29-09-2017 | Psychologie | Nieuws
P-factor - het risico op psychopathologie
Patiënten melden zich zelden met 'slechts' één aandoening of een precies passende DSM-classificatie; co-morbiditeit is eerder regel dan uitzondering. Onderzoekers speculeren al langer over het bestaan van de zogeheten p-factor. Zoals er bij cognitieve stoornissen gesproken wordt van de g-factor die positief correleert met afzonderlijke cognitieve functies, zo zou de p-factor positief correleren met psychiatrische symptomen en stoornissen.
Onlangst gaf een publicatie in Nature aanzet tot het serieus nemen van de p-factor. Aangetoond wordt dat studenten met een hogere p-factor, - met meer kenmerken van psychopathologie (gemeten met o.a. de MINI) relatief minder grijze hersencellen hadden in hun cerebellum, het hersengebied voor beweging en coördinatie.

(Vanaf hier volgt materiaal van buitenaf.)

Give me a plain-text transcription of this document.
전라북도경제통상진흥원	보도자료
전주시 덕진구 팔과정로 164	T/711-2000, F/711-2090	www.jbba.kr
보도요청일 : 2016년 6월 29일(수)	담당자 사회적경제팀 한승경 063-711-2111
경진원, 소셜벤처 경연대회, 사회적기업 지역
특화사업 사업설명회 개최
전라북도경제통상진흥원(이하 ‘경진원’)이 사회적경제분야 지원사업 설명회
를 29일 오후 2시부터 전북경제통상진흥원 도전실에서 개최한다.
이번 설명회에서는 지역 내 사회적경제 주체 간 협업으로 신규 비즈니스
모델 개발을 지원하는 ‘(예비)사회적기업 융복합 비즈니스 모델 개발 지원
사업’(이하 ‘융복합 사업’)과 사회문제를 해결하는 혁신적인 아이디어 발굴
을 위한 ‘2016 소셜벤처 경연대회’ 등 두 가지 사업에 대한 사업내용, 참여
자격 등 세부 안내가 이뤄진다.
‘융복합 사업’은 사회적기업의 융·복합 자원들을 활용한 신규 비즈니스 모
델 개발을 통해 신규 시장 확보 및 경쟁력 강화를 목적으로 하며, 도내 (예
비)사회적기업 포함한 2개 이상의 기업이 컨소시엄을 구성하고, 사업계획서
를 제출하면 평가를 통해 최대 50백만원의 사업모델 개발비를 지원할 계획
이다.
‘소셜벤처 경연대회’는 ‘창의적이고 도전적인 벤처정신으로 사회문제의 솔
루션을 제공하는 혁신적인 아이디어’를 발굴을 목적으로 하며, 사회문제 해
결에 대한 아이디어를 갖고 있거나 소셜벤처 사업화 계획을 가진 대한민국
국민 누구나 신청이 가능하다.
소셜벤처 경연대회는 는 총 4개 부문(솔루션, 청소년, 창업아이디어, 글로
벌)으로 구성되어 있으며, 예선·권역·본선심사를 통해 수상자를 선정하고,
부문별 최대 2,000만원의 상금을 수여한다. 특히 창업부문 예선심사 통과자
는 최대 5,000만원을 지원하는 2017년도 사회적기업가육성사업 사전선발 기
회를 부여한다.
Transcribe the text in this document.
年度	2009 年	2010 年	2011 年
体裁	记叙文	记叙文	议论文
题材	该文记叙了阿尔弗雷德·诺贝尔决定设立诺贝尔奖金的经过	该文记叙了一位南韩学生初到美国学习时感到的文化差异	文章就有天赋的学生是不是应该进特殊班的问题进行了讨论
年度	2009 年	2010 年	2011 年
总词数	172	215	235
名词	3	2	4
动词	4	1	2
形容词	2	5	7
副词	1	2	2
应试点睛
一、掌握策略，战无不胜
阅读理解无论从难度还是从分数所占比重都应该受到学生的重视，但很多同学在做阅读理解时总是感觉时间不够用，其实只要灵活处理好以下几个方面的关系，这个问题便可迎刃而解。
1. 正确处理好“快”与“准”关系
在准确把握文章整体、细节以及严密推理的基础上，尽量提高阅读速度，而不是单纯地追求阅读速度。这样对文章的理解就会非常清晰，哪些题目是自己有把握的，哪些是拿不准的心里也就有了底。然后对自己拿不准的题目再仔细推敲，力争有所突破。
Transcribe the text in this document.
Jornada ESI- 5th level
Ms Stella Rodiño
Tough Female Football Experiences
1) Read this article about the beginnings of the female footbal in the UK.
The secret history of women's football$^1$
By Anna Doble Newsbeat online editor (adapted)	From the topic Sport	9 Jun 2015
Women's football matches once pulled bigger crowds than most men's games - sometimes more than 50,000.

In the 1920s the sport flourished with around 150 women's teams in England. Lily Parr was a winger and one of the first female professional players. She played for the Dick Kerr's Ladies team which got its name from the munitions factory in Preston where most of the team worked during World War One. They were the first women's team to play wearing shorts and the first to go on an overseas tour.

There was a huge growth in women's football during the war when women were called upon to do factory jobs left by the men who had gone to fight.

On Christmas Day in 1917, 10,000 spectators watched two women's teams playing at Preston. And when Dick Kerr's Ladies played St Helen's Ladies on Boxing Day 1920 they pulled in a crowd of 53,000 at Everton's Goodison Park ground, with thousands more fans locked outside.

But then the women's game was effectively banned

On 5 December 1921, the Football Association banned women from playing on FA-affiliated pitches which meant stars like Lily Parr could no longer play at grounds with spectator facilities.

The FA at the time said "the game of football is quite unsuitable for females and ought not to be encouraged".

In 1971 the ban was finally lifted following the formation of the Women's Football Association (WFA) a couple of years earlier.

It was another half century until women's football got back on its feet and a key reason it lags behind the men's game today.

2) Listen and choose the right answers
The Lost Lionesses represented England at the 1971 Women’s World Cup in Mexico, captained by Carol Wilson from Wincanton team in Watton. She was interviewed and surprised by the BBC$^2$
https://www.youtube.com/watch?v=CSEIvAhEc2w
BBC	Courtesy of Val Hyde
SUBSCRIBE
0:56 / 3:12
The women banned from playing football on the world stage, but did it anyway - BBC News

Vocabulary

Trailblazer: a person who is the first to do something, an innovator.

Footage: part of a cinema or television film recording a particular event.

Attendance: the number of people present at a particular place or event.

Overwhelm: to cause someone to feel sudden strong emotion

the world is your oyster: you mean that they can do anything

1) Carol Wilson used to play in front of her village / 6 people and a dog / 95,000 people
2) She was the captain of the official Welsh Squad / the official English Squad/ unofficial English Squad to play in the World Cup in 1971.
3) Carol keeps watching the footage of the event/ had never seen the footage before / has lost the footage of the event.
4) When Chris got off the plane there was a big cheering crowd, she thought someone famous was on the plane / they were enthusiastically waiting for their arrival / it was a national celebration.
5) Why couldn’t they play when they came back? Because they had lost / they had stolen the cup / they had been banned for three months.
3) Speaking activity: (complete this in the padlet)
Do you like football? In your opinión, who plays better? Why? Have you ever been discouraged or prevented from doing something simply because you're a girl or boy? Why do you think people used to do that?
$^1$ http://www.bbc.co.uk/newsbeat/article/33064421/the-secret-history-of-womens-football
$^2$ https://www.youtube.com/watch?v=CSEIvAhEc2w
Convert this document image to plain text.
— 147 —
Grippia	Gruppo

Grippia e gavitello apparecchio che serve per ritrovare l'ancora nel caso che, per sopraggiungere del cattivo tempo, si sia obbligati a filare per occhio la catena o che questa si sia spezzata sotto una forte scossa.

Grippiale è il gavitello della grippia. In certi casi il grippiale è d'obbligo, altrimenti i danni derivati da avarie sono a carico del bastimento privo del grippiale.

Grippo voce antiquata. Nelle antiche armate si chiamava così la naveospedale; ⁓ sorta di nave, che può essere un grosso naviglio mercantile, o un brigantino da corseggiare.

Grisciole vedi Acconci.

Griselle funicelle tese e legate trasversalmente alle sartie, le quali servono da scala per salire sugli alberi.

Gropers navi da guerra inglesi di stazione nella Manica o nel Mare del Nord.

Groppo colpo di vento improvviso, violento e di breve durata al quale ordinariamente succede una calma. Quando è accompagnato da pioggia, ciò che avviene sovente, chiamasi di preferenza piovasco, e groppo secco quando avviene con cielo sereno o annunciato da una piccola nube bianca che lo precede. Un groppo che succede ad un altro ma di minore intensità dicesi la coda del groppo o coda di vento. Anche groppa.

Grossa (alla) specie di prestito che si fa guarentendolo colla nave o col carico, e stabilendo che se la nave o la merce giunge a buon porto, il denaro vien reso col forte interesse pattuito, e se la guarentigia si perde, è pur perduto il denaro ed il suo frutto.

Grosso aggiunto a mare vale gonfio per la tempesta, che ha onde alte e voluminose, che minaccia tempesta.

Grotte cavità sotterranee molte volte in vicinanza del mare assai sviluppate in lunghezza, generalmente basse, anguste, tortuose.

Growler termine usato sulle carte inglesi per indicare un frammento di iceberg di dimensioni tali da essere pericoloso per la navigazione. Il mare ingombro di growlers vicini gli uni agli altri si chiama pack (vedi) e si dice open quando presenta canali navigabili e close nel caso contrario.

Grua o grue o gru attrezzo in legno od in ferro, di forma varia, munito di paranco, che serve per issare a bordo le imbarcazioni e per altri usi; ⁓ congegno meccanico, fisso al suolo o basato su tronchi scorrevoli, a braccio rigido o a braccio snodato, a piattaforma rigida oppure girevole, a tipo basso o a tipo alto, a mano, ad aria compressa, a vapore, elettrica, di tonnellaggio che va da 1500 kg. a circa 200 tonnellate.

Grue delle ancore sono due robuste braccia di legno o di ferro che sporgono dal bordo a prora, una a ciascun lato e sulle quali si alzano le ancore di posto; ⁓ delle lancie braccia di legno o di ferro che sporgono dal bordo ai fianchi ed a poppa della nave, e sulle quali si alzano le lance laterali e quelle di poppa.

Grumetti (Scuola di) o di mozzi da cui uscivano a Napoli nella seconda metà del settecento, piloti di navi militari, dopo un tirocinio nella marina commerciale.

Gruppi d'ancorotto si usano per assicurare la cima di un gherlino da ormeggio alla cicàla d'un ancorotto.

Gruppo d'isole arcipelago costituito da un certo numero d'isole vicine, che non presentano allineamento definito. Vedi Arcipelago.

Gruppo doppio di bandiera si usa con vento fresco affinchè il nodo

Verder bleek dat de sittestofbanen die het crebellum verbinden met de prefrontale cortex (de redeneringscentra) bij hen van mindere kwaliteit waren. Deze verbindingen vervullen een sleutelrol in het geven van feedback over in hoeverre onze bewegingen overeenstemmen met dat wat we ermee wilden bereiken. De auteurs suggereren dat de p-factor, - het risico op psychopathologie - , samenhangt met de mate waarin we onze cognitieve en emotionele intenties kunnen matchen met de uitkomst ervan. Als daar iets verkeerd gaat, zo stellen zij, kan dat leiden tot het ontwikkelen van uiteenloopende vormen van psychopathologie.